Am meisten Spaß macht die Makrelenangelei mit Spinnrute und Meerforellenblinker. Fraglich, ob das vom Kutter aus machbar ist. Ansonsten halt die "Standardpilke" und Heringsvorfächer mit "echter Fischhaut". Die künstlichen "Makrelenvorfächer" bringen es m. E. nicht...
Empfehlung: Balzer Edition Sea "Pilk mit echter Fischhaut" oder "Standard-Echte Fischhaut".


----------



## zwenne (31. Juli 2013)

*AW: Makrelenangeln ab Bensersiel*

hallo franky, ich danke für die schnelle antwort. genau da hab ich auch gebucht. weisst du zufällig ob er sowas mit an bord hat ? wollte mir fürs erste mal ne leihausrüstung nehmen.. wenn es spass macht kauf ich mir dann selbst eine. fahre immerhin 500 km bis da hoch.. und für hier unten im binnenland wäre das etwas zu stark....
grüße, zwenne


----------



## moin moin (31. Juli 2013)

*AW: Makrelenangeln ab Bensersiel*

Moin zwenne,

wir fahren morgen von Bensersiel nachmittags raus. Wenn es spektakulär werden sollte, schreibe ich einen kurzen Bericht. Ansonsten, es ist gerade Makrelenzeit ;-)

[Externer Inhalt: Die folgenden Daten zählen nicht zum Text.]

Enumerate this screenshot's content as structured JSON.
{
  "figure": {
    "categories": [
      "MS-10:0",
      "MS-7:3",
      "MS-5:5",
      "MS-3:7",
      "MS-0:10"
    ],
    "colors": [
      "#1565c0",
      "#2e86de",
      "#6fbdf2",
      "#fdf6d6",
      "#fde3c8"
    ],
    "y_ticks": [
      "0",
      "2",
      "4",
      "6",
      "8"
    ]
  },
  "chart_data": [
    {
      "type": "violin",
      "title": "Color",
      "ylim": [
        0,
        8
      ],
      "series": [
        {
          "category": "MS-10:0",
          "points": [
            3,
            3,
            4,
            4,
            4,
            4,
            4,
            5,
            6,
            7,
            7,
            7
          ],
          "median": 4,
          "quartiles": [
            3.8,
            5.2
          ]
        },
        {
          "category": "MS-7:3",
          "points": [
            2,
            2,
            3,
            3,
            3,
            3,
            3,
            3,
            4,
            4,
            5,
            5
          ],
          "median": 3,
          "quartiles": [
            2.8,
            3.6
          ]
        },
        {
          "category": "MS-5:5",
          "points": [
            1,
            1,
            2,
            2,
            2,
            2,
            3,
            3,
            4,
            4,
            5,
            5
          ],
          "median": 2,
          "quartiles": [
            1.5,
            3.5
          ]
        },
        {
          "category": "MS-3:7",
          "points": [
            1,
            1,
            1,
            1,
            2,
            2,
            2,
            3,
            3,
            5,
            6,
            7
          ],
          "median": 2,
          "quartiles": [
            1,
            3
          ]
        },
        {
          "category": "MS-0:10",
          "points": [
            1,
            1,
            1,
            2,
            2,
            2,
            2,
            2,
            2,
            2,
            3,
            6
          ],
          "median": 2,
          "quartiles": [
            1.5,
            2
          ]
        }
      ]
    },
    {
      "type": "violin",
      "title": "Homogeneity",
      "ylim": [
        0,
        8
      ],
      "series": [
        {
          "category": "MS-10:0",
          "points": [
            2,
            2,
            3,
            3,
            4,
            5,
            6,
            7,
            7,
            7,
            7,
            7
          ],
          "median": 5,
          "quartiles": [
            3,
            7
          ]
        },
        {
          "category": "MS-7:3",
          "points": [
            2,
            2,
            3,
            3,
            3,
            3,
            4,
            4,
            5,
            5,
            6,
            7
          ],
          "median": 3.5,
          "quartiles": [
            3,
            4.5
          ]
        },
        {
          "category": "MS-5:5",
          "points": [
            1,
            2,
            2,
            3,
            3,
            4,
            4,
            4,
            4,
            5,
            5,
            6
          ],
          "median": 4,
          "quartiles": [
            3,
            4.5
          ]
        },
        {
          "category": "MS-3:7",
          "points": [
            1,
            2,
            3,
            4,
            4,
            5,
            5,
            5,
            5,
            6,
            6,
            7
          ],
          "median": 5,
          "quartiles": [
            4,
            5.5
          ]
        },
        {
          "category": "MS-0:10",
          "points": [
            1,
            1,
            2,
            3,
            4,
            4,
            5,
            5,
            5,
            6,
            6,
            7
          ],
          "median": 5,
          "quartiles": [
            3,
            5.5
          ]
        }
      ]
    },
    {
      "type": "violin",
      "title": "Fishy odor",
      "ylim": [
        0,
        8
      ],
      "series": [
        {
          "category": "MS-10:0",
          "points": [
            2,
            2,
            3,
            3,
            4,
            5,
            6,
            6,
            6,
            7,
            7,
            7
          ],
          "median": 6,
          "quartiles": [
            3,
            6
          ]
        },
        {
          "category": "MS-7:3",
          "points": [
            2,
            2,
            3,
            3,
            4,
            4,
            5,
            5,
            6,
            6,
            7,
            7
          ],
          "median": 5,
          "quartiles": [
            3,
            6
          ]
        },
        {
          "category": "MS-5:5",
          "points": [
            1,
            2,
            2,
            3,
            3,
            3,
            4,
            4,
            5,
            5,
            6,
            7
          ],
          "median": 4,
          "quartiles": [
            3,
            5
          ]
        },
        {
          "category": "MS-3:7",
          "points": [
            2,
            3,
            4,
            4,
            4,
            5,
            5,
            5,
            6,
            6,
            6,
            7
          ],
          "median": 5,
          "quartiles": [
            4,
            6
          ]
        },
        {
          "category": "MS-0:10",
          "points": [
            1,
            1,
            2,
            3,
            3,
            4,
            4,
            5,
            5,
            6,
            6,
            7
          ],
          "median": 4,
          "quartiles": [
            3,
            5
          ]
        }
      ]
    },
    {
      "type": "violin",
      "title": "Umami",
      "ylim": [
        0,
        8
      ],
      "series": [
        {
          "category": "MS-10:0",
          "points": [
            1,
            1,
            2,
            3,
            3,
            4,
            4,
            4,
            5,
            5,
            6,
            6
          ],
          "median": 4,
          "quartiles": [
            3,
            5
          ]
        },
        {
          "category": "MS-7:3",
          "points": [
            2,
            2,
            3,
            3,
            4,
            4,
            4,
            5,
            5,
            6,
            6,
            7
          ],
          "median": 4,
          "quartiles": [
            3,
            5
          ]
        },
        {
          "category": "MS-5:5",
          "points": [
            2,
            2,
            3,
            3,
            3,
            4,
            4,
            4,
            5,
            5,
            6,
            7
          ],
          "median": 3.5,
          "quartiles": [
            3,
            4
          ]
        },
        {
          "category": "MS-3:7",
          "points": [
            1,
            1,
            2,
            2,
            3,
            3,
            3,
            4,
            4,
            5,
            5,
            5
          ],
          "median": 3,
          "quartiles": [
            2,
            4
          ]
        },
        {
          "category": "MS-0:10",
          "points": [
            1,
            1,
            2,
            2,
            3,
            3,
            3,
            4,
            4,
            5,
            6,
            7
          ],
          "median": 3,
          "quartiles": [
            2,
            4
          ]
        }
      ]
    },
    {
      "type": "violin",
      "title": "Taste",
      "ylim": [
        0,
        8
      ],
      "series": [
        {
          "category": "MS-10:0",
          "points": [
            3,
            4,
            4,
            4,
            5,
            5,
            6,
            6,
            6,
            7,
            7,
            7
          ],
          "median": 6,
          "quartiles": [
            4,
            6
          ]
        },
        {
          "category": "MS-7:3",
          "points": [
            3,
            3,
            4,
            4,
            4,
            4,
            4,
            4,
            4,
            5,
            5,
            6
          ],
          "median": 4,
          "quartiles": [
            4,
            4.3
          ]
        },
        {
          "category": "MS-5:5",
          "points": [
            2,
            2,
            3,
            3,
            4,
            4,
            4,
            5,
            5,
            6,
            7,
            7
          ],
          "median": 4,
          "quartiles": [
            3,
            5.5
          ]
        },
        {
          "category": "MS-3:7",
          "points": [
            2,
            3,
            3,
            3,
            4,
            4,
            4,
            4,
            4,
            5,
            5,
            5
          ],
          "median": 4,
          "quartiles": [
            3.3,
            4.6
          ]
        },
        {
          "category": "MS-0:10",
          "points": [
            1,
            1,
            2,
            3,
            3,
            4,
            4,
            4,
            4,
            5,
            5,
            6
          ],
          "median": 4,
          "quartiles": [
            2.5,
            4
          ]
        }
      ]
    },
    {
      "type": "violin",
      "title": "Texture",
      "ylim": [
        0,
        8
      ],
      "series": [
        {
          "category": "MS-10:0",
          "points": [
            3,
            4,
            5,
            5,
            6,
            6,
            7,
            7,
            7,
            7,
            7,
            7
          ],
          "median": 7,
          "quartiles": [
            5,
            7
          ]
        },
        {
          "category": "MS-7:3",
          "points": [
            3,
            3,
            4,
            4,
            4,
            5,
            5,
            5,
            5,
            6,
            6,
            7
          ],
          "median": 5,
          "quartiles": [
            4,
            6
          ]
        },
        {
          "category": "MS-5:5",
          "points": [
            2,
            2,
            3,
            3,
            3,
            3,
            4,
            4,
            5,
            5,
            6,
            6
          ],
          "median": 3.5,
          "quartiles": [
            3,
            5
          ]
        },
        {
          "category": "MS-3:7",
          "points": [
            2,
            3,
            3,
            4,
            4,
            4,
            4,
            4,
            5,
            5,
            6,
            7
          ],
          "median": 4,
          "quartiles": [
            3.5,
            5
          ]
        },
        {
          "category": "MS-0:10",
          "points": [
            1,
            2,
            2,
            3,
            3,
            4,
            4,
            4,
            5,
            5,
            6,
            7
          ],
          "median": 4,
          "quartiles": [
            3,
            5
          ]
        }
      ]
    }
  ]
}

Nur gaaaanz wichtig bei diesen Temperaturen und deinem langen Anfahrtsweg, nimm richtig viel Eis mit. Die Makrele ist sehr empfindlich.


----------



## moin moin (3. August 2013)

*AW: Makrelenangeln ab Bensersiel*

ganz kurz...

Kutter sauber und genügend Platz zum Nachbarn. Die Crew ist super nett und hilfsbereit, angelt mit und wenn diese Profis nichts fangen, wird weitergefahren!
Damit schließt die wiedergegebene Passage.